The super cold is what gets that darn beetle. A forester told me that the best is when it starts to warm up a bit in the very early spring and then drops back very cold in the single digits or less. The Beetle has kind of a antifreeze in them the warm weather turns it back around and they kind of come back to life. Then the super cold hits and they can't react to it. Kills them. Not sure if that's the whole story but I do know the super cold is what is needed to take them out.
They (forest management folks) look for a sustained (1 week) -30C or colder as a reliable killer of the mountain pine beetle. We didn't really get that this winter up here, so it's looking to be another year of controlled burns to head them off. They conducted a large one just outside of the Banff park boundary last year.
It's been demonstrated time and again that if you try to completely suppress wildfires (as was done in the national parks up here for decades), you end up with catastrophic fires when they happen. Deadfall accumulates and is perfect tinder. When a fire starts (whether through negligence or nature) it spreads quickly to the tree-tops and annihilates the trees, more or less sterilizing the earth for a few years.
If you burn every few years and/or clear the deadfall it doesn't tend to have the opportunity to get hot enough or reach the tree-tops and kill every single spruce/pine tree in the forest; they drop their cones (heat activated!) and new baby trees sprout.

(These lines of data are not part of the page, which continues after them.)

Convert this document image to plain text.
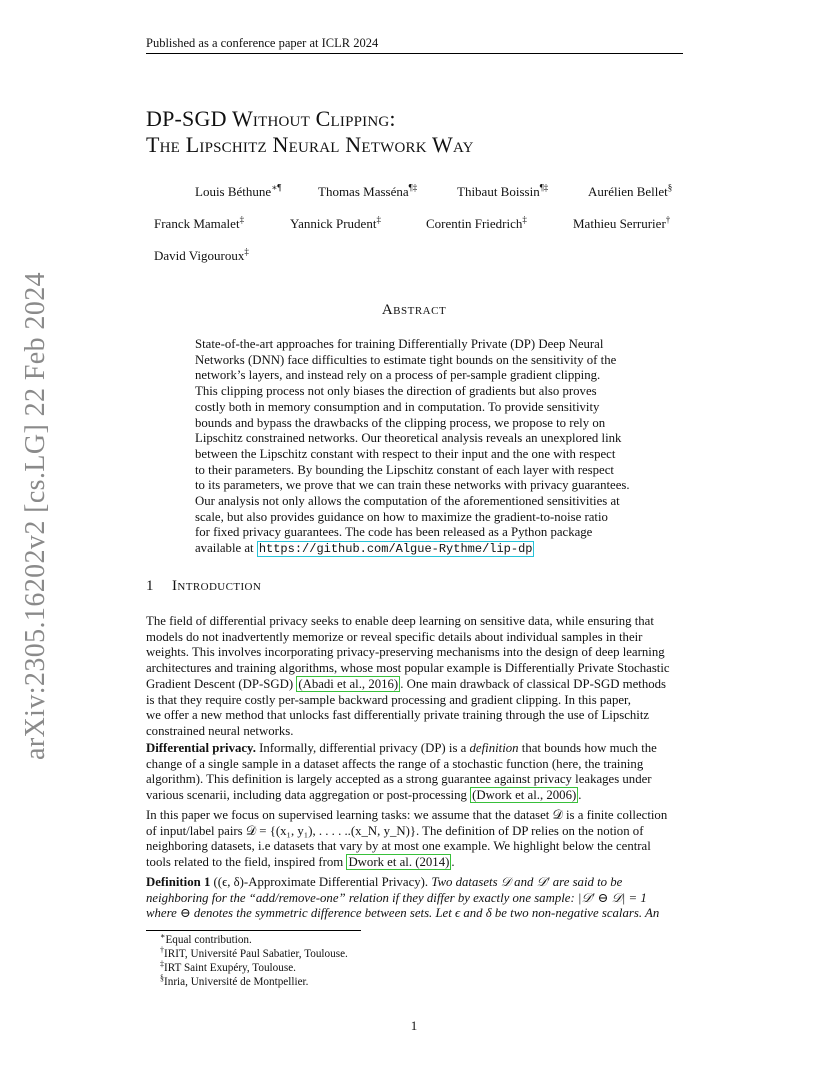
Published as a conference paper at ICLR 2024
arXiv:2305.16202v2 [cs.LG] 22 Feb 2024
DP-SGD Without Clipping:
The Lipschitz Neural Network Way
Louis Béthune∗¶	Thomas Masséna¶‡	Thibaut Boissin¶‡	Aurélien Bellet§
Franck Mamalet‡	Yannick Prudent‡	Corentin Friedrich‡	Mathieu Serrurier†
David Vigouroux‡
Abstract
State-of-the-art approaches for training Differentially Private (DP) Deep Neural
Networks (DNN) face difficulties to estimate tight bounds on the sensitivity of the
network’s layers, and instead rely on a process of per-sample gradient clipping.
This clipping process not only biases the direction of gradients but also proves
costly both in memory consumption and in computation. To provide sensitivity
bounds and bypass the drawbacks of the clipping process, we propose to rely on
Lipschitz constrained networks. Our theoretical analysis reveals an unexplored link
between the Lipschitz constant with respect to their input and the one with respect
to their parameters. By bounding the Lipschitz constant of each layer with respect
to its parameters, we prove that we can train these networks with privacy guarantees.
Our analysis not only allows the computation of the aforementioned sensitivities at
scale, but also provides guidance on how to maximize the gradient-to-noise ratio
for fixed privacy guarantees. The code has been released as a Python package
available at https://github.com/Algue-Rythme/lip-dp
1 Introduction
The field of differential privacy seeks to enable deep learning on sensitive data, while ensuring that
models do not inadvertently memorize or reveal specific details about individual samples in their
weights. This involves incorporating privacy-preserving mechanisms into the design of deep learning
architectures and training algorithms, whose most popular example is Differentially Private Stochastic
Gradient Descent (DP-SGD) (Abadi et al., 2016) . One main drawback of classical DP-SGD methods
is that they require costly per-sample backward processing and gradient clipping. In this paper,
we offer a new method that unlocks fast differentially private training through the use of Lipschitz
constrained neural networks.
Differential privacy. Informally, differential privacy (DP) is a definition that bounds how much the
change of a single sample in a dataset affects the range of a stochastic function (here, the training
algorithm). This definition is largely accepted as a strong guarantee against privacy leakages under
various scenarii, including data aggregation or post-processing (Dwork et al., 2006) .
In this paper we focus on supervised learning tasks: we assume that the dataset 𝒟 is a finite collection
of input/label pairs 𝒟 = {(x₁, y₁), . . . . ..(x_N, y_N)}. The definition of DP relies on the notion of
neighboring datasets, i.e datasets that vary by at most one example. We highlight below the central
tools related to the field, inspired from Dwork et al. (2014) .
Definition 1 ((ϵ, δ)-Approximate Differential Privacy). Two datasets 𝒟 and 𝒟′ are said to be
neighboring for the “add/remove-one” relation if they differ by exactly one sample: |𝒟′ ⊖ 𝒟| = 1
where ⊖ denotes the symmetric difference between sets. Let ϵ and δ be two non-negative scalars. An
∗Equal contribution.
†IRIT, Université Paul Sabatier, Toulouse.
‡IRT Saint Exupéry, Toulouse.
§Inria, Université de Montpellier.
1
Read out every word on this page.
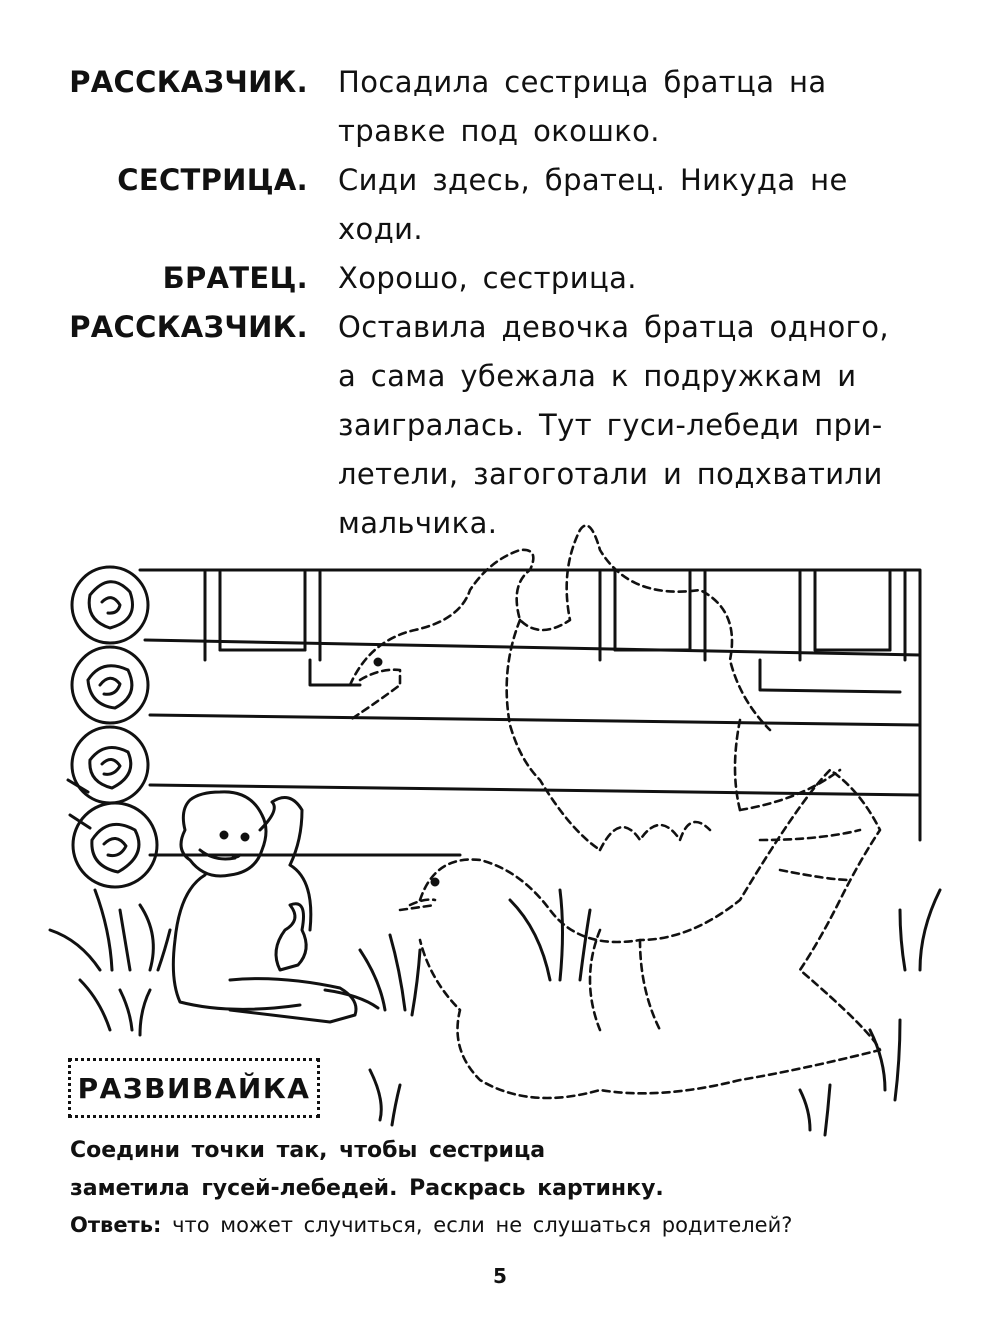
РАССКАЗЧИК. Посадила сестрица братца на
травке под окошко.
СЕСТРИЦА. Сиди здесь, братец. Никуда не
ходи.
БРАТЕЦ. Хорошо, сестрица.
РАССКАЗЧИК. Оставила девочка братца одного,
а сама убежала к подружкам и
заигралась. Тут гуси-лебеди при-
летели, загоготали и подхватили
мальчика.
РАЗВИВАЙКА
Соедини точки так, чтобы сестрица
заметила гусей-лебедей. Раскрась картинку.
Ответь: что может случиться, если не слушаться родителей?
5
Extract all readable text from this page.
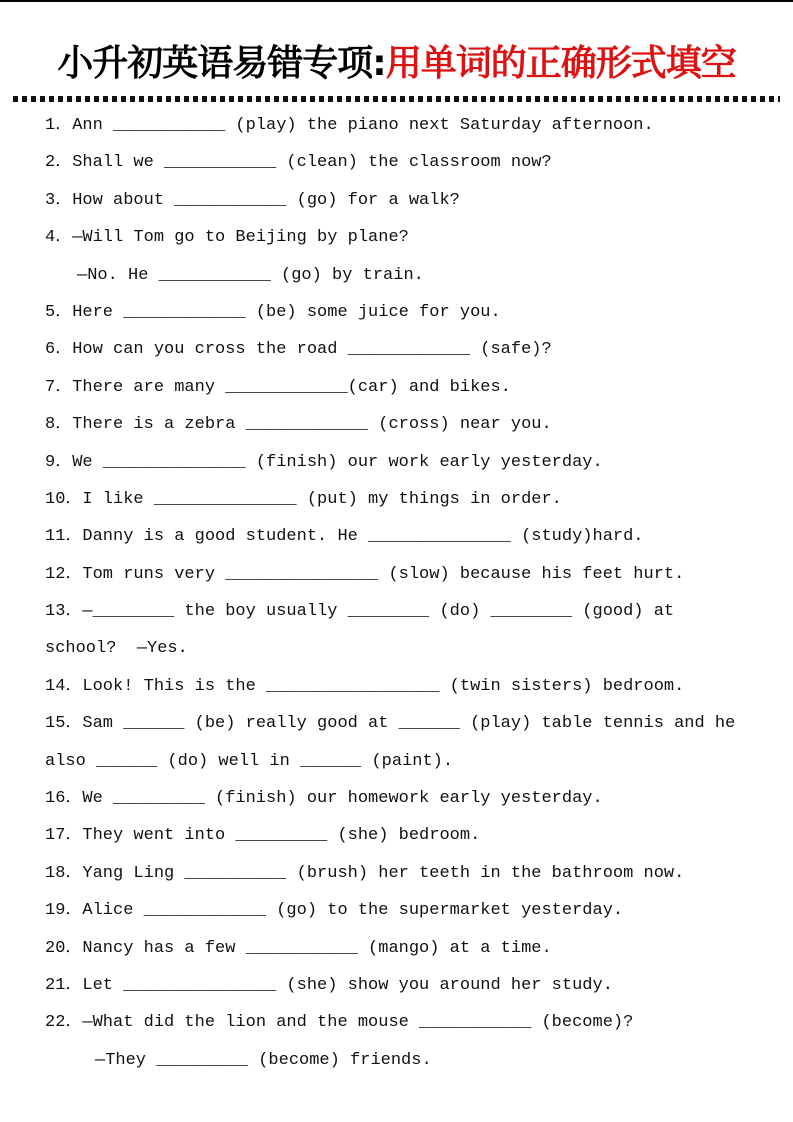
小升初英语易错专项:用单词的正确形式填空
1．Ann ___________ (play) the piano next Saturday afternoon.
2．Shall we ___________ (clean) the classroom now?
3．How about ___________ (go) for a walk?
4．—Will Tom go to Beijing by plane?
—No. He ___________ (go) by train.
5．Here ____________ (be) some juice for you.
6．How can you cross the road ____________ (safe)?
7．There are many ____________(car) and bikes.
8．There is a zebra ____________ (cross) near you.
9．We ______________ (finish) our work early yesterday.
10．I like ______________ (put) my things in order.
11．Danny is a good student. He ______________ (study)hard.
12．Tom runs very _______________ (slow) because his feet hurt.
13．—________ the boy usually ________ (do) ________ (good) at
school?  —Yes.
14．Look! This is the _________________ (twin sisters) bedroom.
15．Sam ______ (be) really good at ______ (play) table tennis and he
also ______ (do) well in ______ (paint).
16．We _________ (finish) our homework early yesterday.
17．They went into _________ (she) bedroom.
18．Yang Ling __________ (brush) her teeth in the bathroom now.
19．Alice ____________ (go) to the supermarket yesterday.
20．Nancy has a few ___________ (mango) at a time.
21．Let _______________ (she) show you around her study.
22．—What did the lion and the mouse ___________ (become)?
—They _________ (become) friends.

The forest recovers fairly quickly.
I'm not forest manager/firefighter guy, but that's my understanding.
The philosophical angle to all this is thus; Leave No Trace is great in areas that are well trafficked or where heavy impacts are easy to generate (OHV, for example *can* tear the land up if one doesn't use care), since the resources there are prone to destruction by sheer volume. It's nevertheless a product of urban romanticism and doesn't reflect the reality of most real wildland areas, especially if you're travelling in a non-motorized manner. Realistically, if I bring a chainsaw in to clear some deadfall for my fire, I'm probably doing more good than evil in the grand scheme of forest ecology. The LNT types that see nature as somehow distinct from humanity, who are largely urban professionals and not people who actually live or work close to the wild, don't seem to understand these sorts of relationships.